肩書に安易に期待せず
その人の実力を見極める
大企業出身者を採用するなら、社内よりも社外に目を向けてきた人、お客さま志向の人を選ぶべきです。さらには、自分から仕事を探してやっていける人、課題を発見し、それを解決できる人であることが重要です。
もちろん、大企業出身者の中にも、中小企業で力を発揮する人はいます。本当に実力のある人なら大企業だって、当然そのような人を高く評価しています。中には、社内政治との相性によって、評価や昇進の機会を得られなかっただけで、実務能力の高い人材もいます。

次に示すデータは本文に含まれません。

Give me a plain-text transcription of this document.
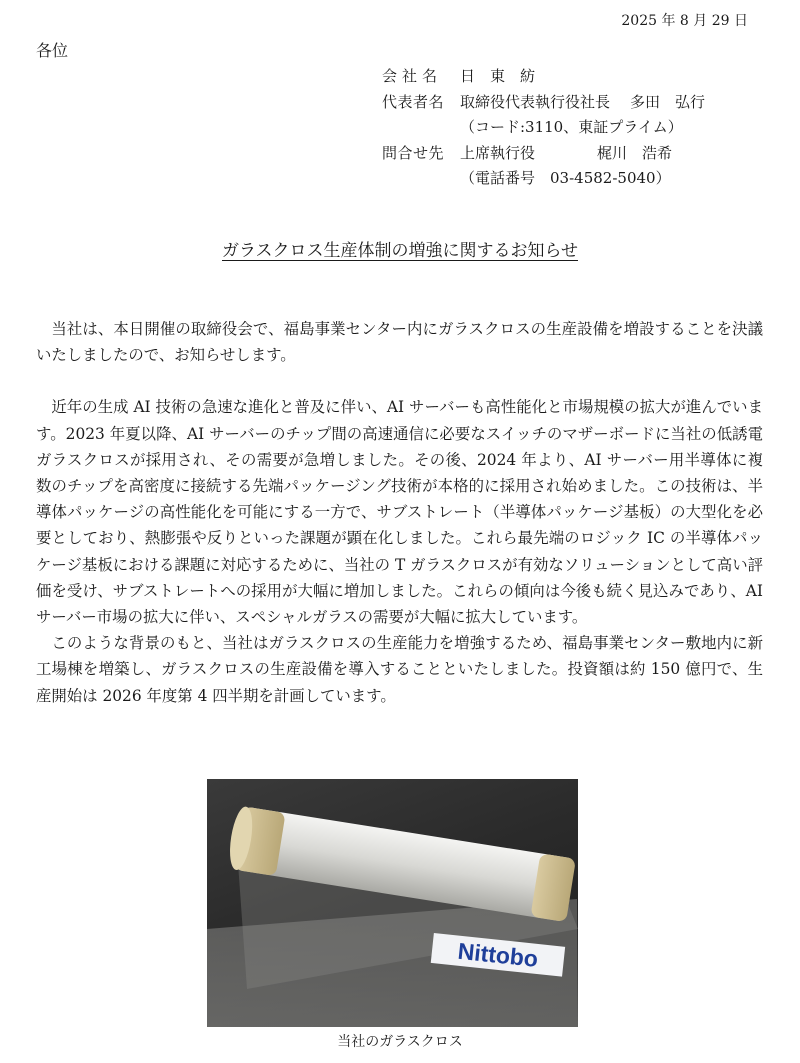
2025 年 8 月 29 日
各位
会社名	日　東　紡
代表者名	取締役代表執行役社長 多田　弘行
（コード:3110、東証プライム）
問合せ先	上席執行役	梶川　浩希
（電話番号　03-4582-5040）
ガラスクロス生産体制の増強に関するお知らせ

当社は、本日開催の取締役会で、福島事業センター内にガラスクロスの生産設備を増設することを決議いたしましたので、お知らせします。

近年の生成 AI 技術の急速な進化と普及に伴い、AI サーバーも高性能化と市場規模の拡大が進んでいます。2023 年夏以降、AI サーバーのチップ間の高速通信に必要なスイッチのマザーボードに当社の低誘電ガラスクロスが採用され、その需要が急増しました。その後、2024 年より、AI サーバー用半導体に複数のチップを高密度に接続する先端パッケージング技術が本格的に採用され始めました。この技術は、半導体パッケージの高性能化を可能にする一方で、サブストレート（半導体パッケージ基板）の大型化を必要としており、熱膨張や反りといった課題が顕在化しました。これら最先端のロジック IC の半導体パッケージ基板における課題に対応するために、当社の T ガラスクロスが有効なソリューションとして高い評価を受け、サブストレートへの採用が大幅に増加しました。これらの傾向は今後も続く見込みであり、AI サーバー市場の拡大に伴い、スペシャルガラスの需要が大幅に拡大しています。

このような背景のもと、当社はガラスクロスの生産能力を増強するため、福島事業センター敷地内に新工場棟を増築し、ガラスクロスの生産設備を導入することといたしました。投資額は約 150 億円で、生産開始は 2026 年度第 4 四半期を計画しています。

Nittobo
当社のガラスクロス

ただし、そうした人材を見極めるには、相応の時間と注意が必要です。
だからこそ、採用にあたっては、「経営を任せたいのか」「管理を担ってほしいのか」「現場の実務を期待するのか」といった役割を明確にすることが欠かせません。その上で、その役割に必要な経験や実績、能力、やる気が本当に備わっているのかを、丁寧に確認する必要があります。

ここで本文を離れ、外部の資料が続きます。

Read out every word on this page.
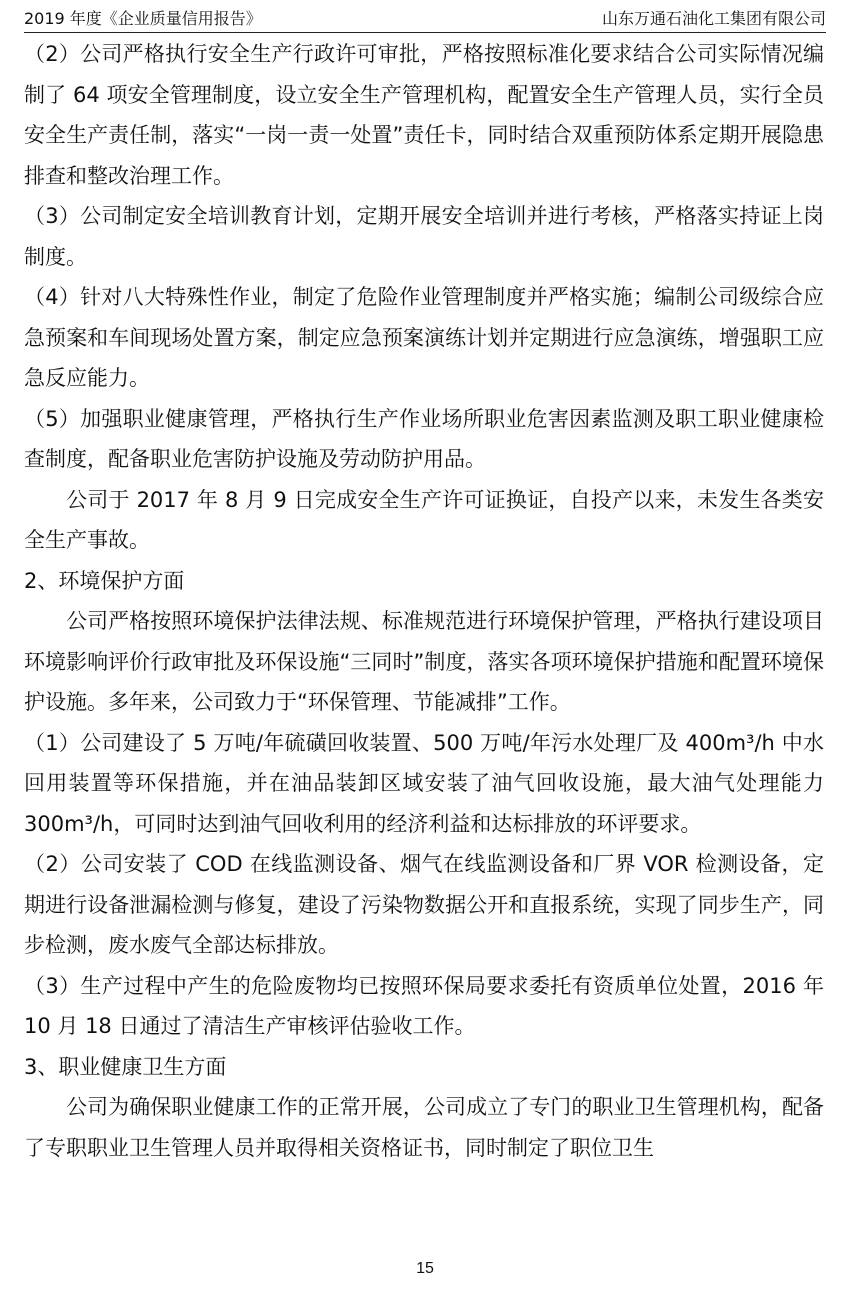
2019 年度《企业质量信用报告》	山东万通石油化工集团有限公司

（2）公司严格执行安全生产行政许可审批，严格按照标准化要求结合公司实际情况编制了 64 项安全管理制度，设立安全生产管理机构，配置安全生产管理人员，实行全员安全生产责任制，落实“一岗一责一处置”责任卡，同时结合双重预防体系定期开展隐患排查和整改治理工作。

（3）公司制定安全培训教育计划，定期开展安全培训并进行考核，严格落实持证上岗制度。

（4）针对八大特殊性作业，制定了危险作业管理制度并严格实施；编制公司级综合应急预案和车间现场处置方案，制定应急预案演练计划并定期进行应急演练，增强职工应急反应能力。

（5）加强职业健康管理，严格执行生产作业场所职业危害因素监测及职工职业健康检查制度，配备职业危害防护设施及劳动防护用品。

公司于 2017 年 8 月 9 日完成安全生产许可证换证，自投产以来，未发生各类安全生产事故。

2、环境保护方面

公司严格按照环境保护法律法规、标准规范进行环境保护管理，严格执行建设项目环境影响评价行政审批及环保设施“三同时”制度，落实各项环境保护措施和配置环境保护设施。多年来，公司致力于“环保管理、节能减排”工作。

（1）公司建设了 5 万吨/年硫磺回收装置、500 万吨/年污水处理厂及 400m³/h 中水回用装置等环保措施，并在油品装卸区域安装了油气回收设施，最大油气处理能力 300m³/h，可同时达到油气回收利用的经济利益和达标排放的环评要求。

（2）公司安装了 COD 在线监测设备、烟气在线监测设备和厂界 VOR 检测设备，定期进行设备泄漏检测与修复，建设了污染物数据公开和直报系统，实现了同步生产，同步检测，废水废气全部达标排放。

（3）生产过程中产生的危险废物均已按照环保局要求委托有资质单位处置，2016 年 10 月 18 日通过了清洁生产审核评估验收工作。

3、职业健康卫生方面

公司为确保职业健康工作的正常开展，公司成立了专门的职业卫生管理机构，配备了专职职业卫生管理人员并取得相关资格证书，同时制定了职位卫生

15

さらに、採用後に適合しないと判断した場合の対応も重要です。
義理や情に流され、高い給与を払い続けることは、会社にとっても本人にとっても望ましい結果を生みません。取引銀行の紹介であれば、元の銀行に戻ってもらうという判断も、現実的な選択肢の一つです。
大企業の肩書きに期待するのではなく、その人の中身を見る。中小企業の経営者には、その判断が求められます。